THOMAS WUNSCH


ARTIST BIO & ARTIST STATEMENT

Thomas Wunsch, a German photographer, started working in the field of photography at age 17 when he moved to the USA and became a member of the Kodak Young Photographers League. When he opened a photo studio in Hamburg, he devoted himself to fashion, still life, and portrait photography (he took pictures of Barbra Streisand, Sir George Solti, Frank Zappa, Yoko Ono, Ethan Hawke, and many other international celebrities). He also had his first two solo exhibitions in Hamburg at Galerie Palme. After he moved back to the USA, Thomas Wunsch worked as a still photographer at a movie production company for many years.

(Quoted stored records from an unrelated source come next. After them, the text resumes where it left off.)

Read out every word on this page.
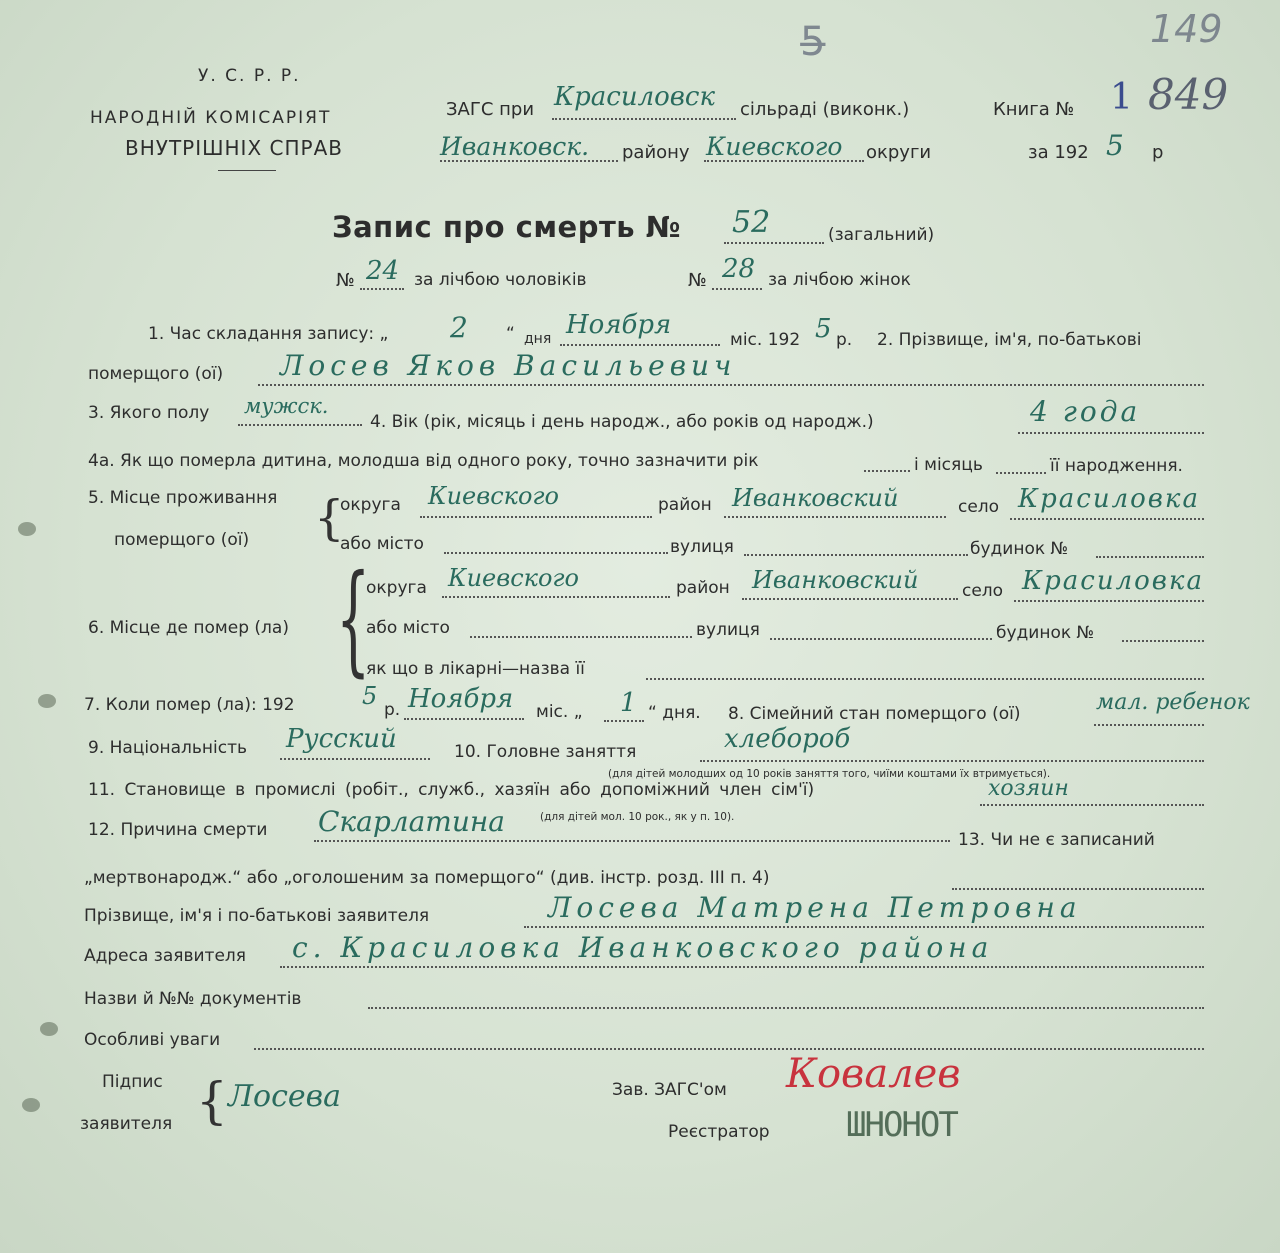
5̶	149
У. С. Р. Р.
НАРОДНІЙ КОМІСАРІЯТ
ВНУТРІШНІХ СПРАВ
ЗАГС при Красиловск сільраді (виконк.)
Иванковск. району Киевского округи
Книга № 1 849
за 192 5 р
Запис про смерть № 52	(загальний)
№ 24 за лічбою чоловіків	№ 28 за лічбою жінок
1. Час складання запису: „ 2 “ дня Ноября	міс. 192 5 р. 2. Прізвище, ім'я, по-батькові
померщого (ої) Лосев Яков Васильевич
3. Якого полу мужск.
4. Вік (рік, місяць і день народж., або років од народж.)	4 года
4а. Як що померла дитина, молодша від одного року, точно зазначити рік	і місяць	її народження.
5. Місце проживання
померщого (ої) {
округа Киевского	район Иванковский	село Красиловка
або місто	вулиця	будинок №
6. Місце де помер (ла) {
округа Киевского	район Иванковский	село Красиловка
або місто	вулиця	будинок №
як що в лікарні—назва її
7. Коли помер (ла): 192	5 р. Ноября міс. „ 1 “ дня. 8. Сімейний стан померщого (ої)	мал. ребенок
9. Національність Русский	10. Головне заняття	хлебороб
(для дітей молодших од 10 років заняття того, чиїми коштами їх втримується).
11. Становище в промислі (робіт., служб., хазяїн або допоміжний член сім'ї)	хозяин
12. Причина смерти Скарлатина	(для дітей мол. 10 рок., як у п. 10).
13. Чи не є записаний
„мертвонародж.“ або „оголошеним за померщого“ (див. інстр. розд. III п. 4)
Прізвище, ім'я і по-батькові заявителя	Лосева Матрена Петровна
Адреса заявителя с. Красиловка Иванковского района
Назви й №№ документів
Особливі уваги
Підпис
заявителя { Лосева	Зав. ЗАГС'ом Ковалев
Реєстратор ШНОНОТ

Thomas Wunsch started taking abstract photographs in the year 2000. These photographs were exhibited at the Huantie Times Art Museum in Beijing, the Museum of Contemporary Art in Seoul, the Overbeck Museum in Bremen, the Staedtisches Museum Schloss Bruchsal, the Okgwa Museum in Gokseong, the Huaxia Art Museum in Zhengzhou, the Museum in Wehener Schloss, the Museum Boppard, the Museum Villa Irmgard, the Haus der Kunst in Munich, the Goethe-Institut in Frankfurt, the Goethe-Institut in Freiburg, the Goethe-Institut in Phnom Penh and numerous galleries throughout the world. Thomas Wunsch took part in group exhibitions also showing the works of Ai Weiwei, Robert Indiana, Thomas Ruff, Walker Evans, Stephen Shore, Sherrie Levine, and Nam June Paik. His photographs are published by the distinguished German record company ECM as LP and CD cover as well.

Thomas Wunsch is curating photography exhibitions in Germany and he has been teaching “Creative Photography” at the Anglo-American University in Prague. He has also held lectures about photography in Germany, the USA, China, Cambodia, and South Korea and he is a jury member at the "Moscow International Photo Awards" and the "London International Creative Competition".

More than 40 books featured his photographs including his most recent ones "Enemies of Reason", "The Impertinence of Beauty" and "Wages of Sin". Thomas Wunsch is a member of the Museum of Modern Art (MoMA), New York, a founding member of 360 Minutes of Art, a member of Fine Art America, a member of the World Photography Organisation, a member of the American Photography Association, a member of the Aperture Foundation, a member of the Martin Parr Foundation and a member of the International Center of Photography, New York.

 

ARTIST STATEMENT

Thomas Wunsch is a photographer who captures the inconspicuous details of life in his works. He notices details such as an ashtray at a train station, the pattern on a rusty barrel, the texture of wet pavement, or reflections in a window, that most people dismiss. His works capture more than just an object but the moments the objects were found. He visualizes time in space by using long exposures and physical movements creating an impression of looking at consecutive frames of a movie film fading into each other. In his works, spaces lose their contour and seem to disappear. After scanning his works, Wunsch fills in the in-between spaces on each photograph by extensive digital alterations. Coincidence is a key quality of his pictures that enables him to explore the myth of the ordinary. He is also a gentle and discrete observer, authentic yet not voyeuristic. He is also an aesthete whose attention to detail and sophisticated processing result in highly distinctive photographs.

His photographs depict many different subjects. By making those subjects abstract - beyond recognition - he confers them a special aesthetic value. It is in these pictures that viewers encounter a kafkaesque symbolism and a very different kind of emotion. Viewers can get a sense of time, space, movement, security, or a lack of those qualities. Rather than offering a fixed view of the world, Wunsch leaves his images open to imagination and interpretation. He allows the viewer to become part of his work. His underlying concept is “What you see is what you get.” 

His photographs are like mind maps that tell a story of their own. One is reminded of short stories or novels or fragments of memory whose parts are put together like a puzzle. Each photograph displays its own charm. Some show very fine shades of grey or color, while others show very strong contrasts. Thomas Wunsch prefers the square format because it is more democratic. In rectangular pictures, he says, the larger dimension always outweighs the smaller.